A delegation from the U.N. Security Council was in Juba, including Susan Rice, the U.S. ambassador to the United Nations, who told reporters that the invasion “is a grave risk to peace and stability.” She demanded northern troops leave Abyei.

“The withdrawal ought to be immediate, unconditional and complete,” Rice said.

The invasion of Abyei was a “premeditated and well-planned” operation, according to the Satellite Sentinel Project, which uses satellite photos to observe developments in contested areas of Sudan. The group documented a buildup of tanks, helicopters, and military personnel along roads near Abyei in the weeks before the May 21 occupation.

The project also claims to have documentary evidence of possible war crimes and crimes against humanity in Abyei.

A referendum on Abyei’s political future was scheduled for January but never took place because of disagreements over who was eligible to vote. Khartoum insisted that the nomadic Misseriya, a northern-aligned tribe that takes its cattle to Abyei during several months of the dry season, be allowed to participate, but that was rejected by the permanent residents of Abyei, mostly members of the Dinka Ngok tribe who support the Southern Sudan government.

Similar votes are planned for other border areas, including Blue Nile and South Kordofan states, yet Khartoum has dragged its feet on implementation.

John Ashworth, an adviser to the Sudan Ecumenical Forum, said much of the media’s reporting on Sudan misrepresents the Connecticut-sized Abyei region as “disputed” territory.

“It’s disputed, of course, but it’s a very recent dispute. It is clearly Dinka Ngok land and used to be part of the South, while the Misseriya are seasonal nomads, not residents,” he said.

Ashworth, a former priest, said Khartoum’s move into Abyei is not surprising given the position of the North’s ruling National Congress Party.

“The NCP is not happy with southern independence. They have to let the South go, but damned if they’ll let Abyei go, too,” he said.

Moreover, Ashworth said, letting Abyei go “might send the ‘wrong’ signal, as the NCP sees it, to South Kordofan and Blue Nile states.”

Ashworth said that by occupying Abyei, Khartoum was merely practicing normal negotiation procedures in Sudan.

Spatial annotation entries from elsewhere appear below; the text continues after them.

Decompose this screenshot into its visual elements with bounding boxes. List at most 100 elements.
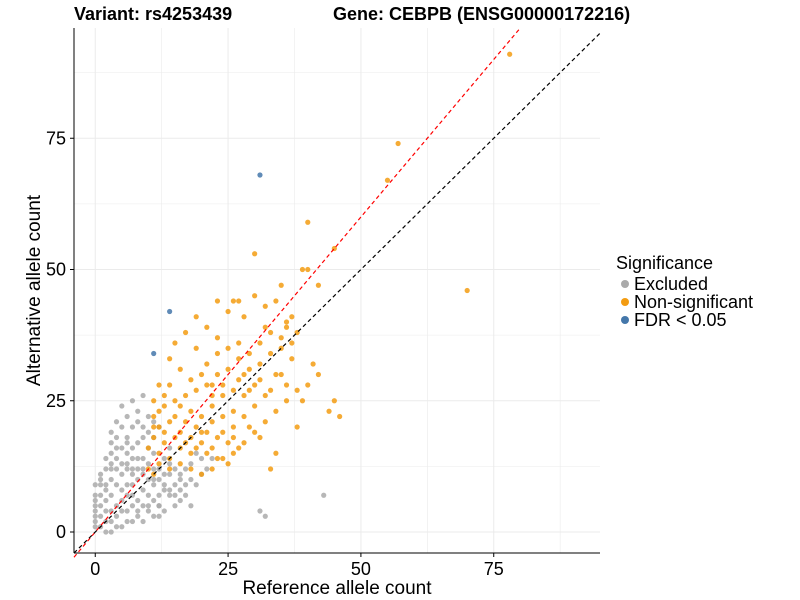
point-non-significant bbox=[193, 424, 199, 430]
point-non-significant bbox=[267, 350, 274, 357]
point-excluded bbox=[204, 466, 210, 472]
point-non-significant bbox=[241, 371, 247, 378]
point-excluded bbox=[151, 419, 157, 425]
point-excluded bbox=[113, 513, 120, 519]
legend-label-excluded: Excluded bbox=[634, 273, 709, 294]
point-excluded bbox=[140, 518, 146, 525]
point-excluded bbox=[103, 482, 109, 488]
point-excluded bbox=[113, 524, 120, 530]
point-excluded bbox=[151, 450, 157, 456]
point-excluded bbox=[129, 518, 136, 525]
point-excluded bbox=[113, 503, 120, 509]
x-tick-label: 25 bbox=[218, 559, 238, 579]
point-excluded bbox=[103, 487, 109, 493]
point-excluded bbox=[140, 471, 146, 477]
point-excluded bbox=[108, 429, 114, 435]
point-excluded bbox=[145, 461, 151, 467]
point-excluded bbox=[124, 466, 130, 472]
point-excluded bbox=[124, 450, 130, 456]
point-excluded bbox=[161, 508, 167, 514]
y-tick-label: 0 bbox=[56, 522, 66, 542]
point-non-significant bbox=[225, 345, 231, 351]
point-excluded bbox=[92, 508, 98, 514]
point-non-significant bbox=[257, 340, 263, 346]
point-non-significant bbox=[161, 429, 167, 435]
point-excluded bbox=[167, 492, 173, 498]
point-excluded bbox=[108, 466, 114, 472]
point-excluded bbox=[108, 461, 114, 467]
point-excluded bbox=[119, 524, 125, 530]
point-non-significant bbox=[273, 298, 279, 304]
point-excluded bbox=[156, 513, 162, 519]
point-non-significant bbox=[257, 361, 263, 367]
point-non-significant bbox=[257, 377, 263, 383]
point-non-significant bbox=[220, 413, 226, 420]
point-non-significant bbox=[294, 387, 300, 393]
point-non-significant bbox=[156, 382, 162, 388]
point-non-significant bbox=[299, 398, 306, 404]
point-non-significant bbox=[230, 387, 236, 393]
point-non-significant bbox=[267, 387, 274, 393]
point-non-significant bbox=[310, 361, 316, 367]
point-non-significant bbox=[156, 408, 162, 414]
point-excluded bbox=[140, 424, 146, 430]
point-non-significant bbox=[236, 298, 242, 304]
point-non-significant bbox=[167, 382, 173, 388]
point-non-significant bbox=[182, 392, 189, 399]
point-non-significant bbox=[230, 298, 236, 304]
reference-line-red-dashed bbox=[73, 27, 521, 558]
point-excluded bbox=[124, 482, 130, 488]
point-non-significant bbox=[289, 340, 295, 346]
title-gene: Gene: CEBPB (ENSG00000172216) bbox=[333, 4, 631, 24]
y-axis-label: Alternative allele count bbox=[24, 194, 45, 386]
point-non-significant bbox=[241, 440, 247, 446]
point-excluded bbox=[167, 445, 173, 451]
legend-label-fdr: FDR < 0.05 bbox=[634, 309, 727, 330]
data-points bbox=[92, 51, 513, 535]
point-non-significant bbox=[257, 434, 263, 441]
point-non-significant bbox=[151, 398, 157, 404]
point-non-significant bbox=[236, 377, 242, 383]
point-excluded bbox=[151, 466, 157, 472]
point-non-significant bbox=[252, 251, 258, 257]
point-excluded bbox=[97, 492, 104, 498]
point-excluded bbox=[182, 492, 189, 498]
point-excluded bbox=[119, 424, 125, 430]
point-non-significant bbox=[315, 371, 322, 378]
point-non-significant bbox=[209, 419, 215, 425]
point-excluded bbox=[108, 492, 114, 498]
point-excluded bbox=[151, 476, 157, 483]
point-non-significant bbox=[193, 445, 199, 451]
point-non-significant bbox=[220, 392, 226, 399]
point-non-significant bbox=[167, 419, 173, 425]
point-non-significant bbox=[241, 413, 247, 420]
point-non-significant bbox=[151, 424, 157, 430]
point-non-significant bbox=[326, 408, 332, 414]
point-non-significant bbox=[236, 445, 242, 451]
point-excluded bbox=[119, 403, 125, 409]
point-non-significant bbox=[188, 450, 194, 456]
point-non-significant bbox=[267, 466, 274, 472]
point-excluded bbox=[92, 503, 98, 509]
point-non-significant bbox=[156, 424, 162, 430]
point-non-significant bbox=[177, 461, 183, 467]
point-excluded bbox=[129, 445, 136, 451]
point-non-significant bbox=[177, 366, 183, 372]
point-non-significant bbox=[384, 177, 391, 183]
point-non-significant bbox=[337, 413, 343, 420]
point-non-significant bbox=[193, 314, 199, 320]
point-excluded bbox=[188, 461, 194, 467]
point-non-significant bbox=[204, 324, 210, 330]
point-non-significant bbox=[262, 303, 268, 309]
legend: Significance Excluded Non-significant FD… bbox=[616, 253, 753, 330]
x-tick-label: 75 bbox=[484, 559, 504, 579]
point-excluded bbox=[119, 471, 125, 477]
point-non-significant bbox=[395, 140, 401, 147]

“Eventually Khartoum will be able to make a great concession by withdrawing from Abyei and demand something equally great in return,” he said.

Despite developments in Abyei, southern independence is still a safe bet, Ashworth said, in part because of the political maturity of the Sudan People’s Liberation Movement, the ruling party in Southern Sudan.

“I don’t think it will derail southern independence. I also don’t think it will provoke a wider war, at least not in the immediate future. The SPLM appears to be responding politically and not being provoked into war. Of course there is already a proxy war going on in other parts of the South via northern-supported southern rebels, but this is not directly linked to Abyei,” Ashworth said.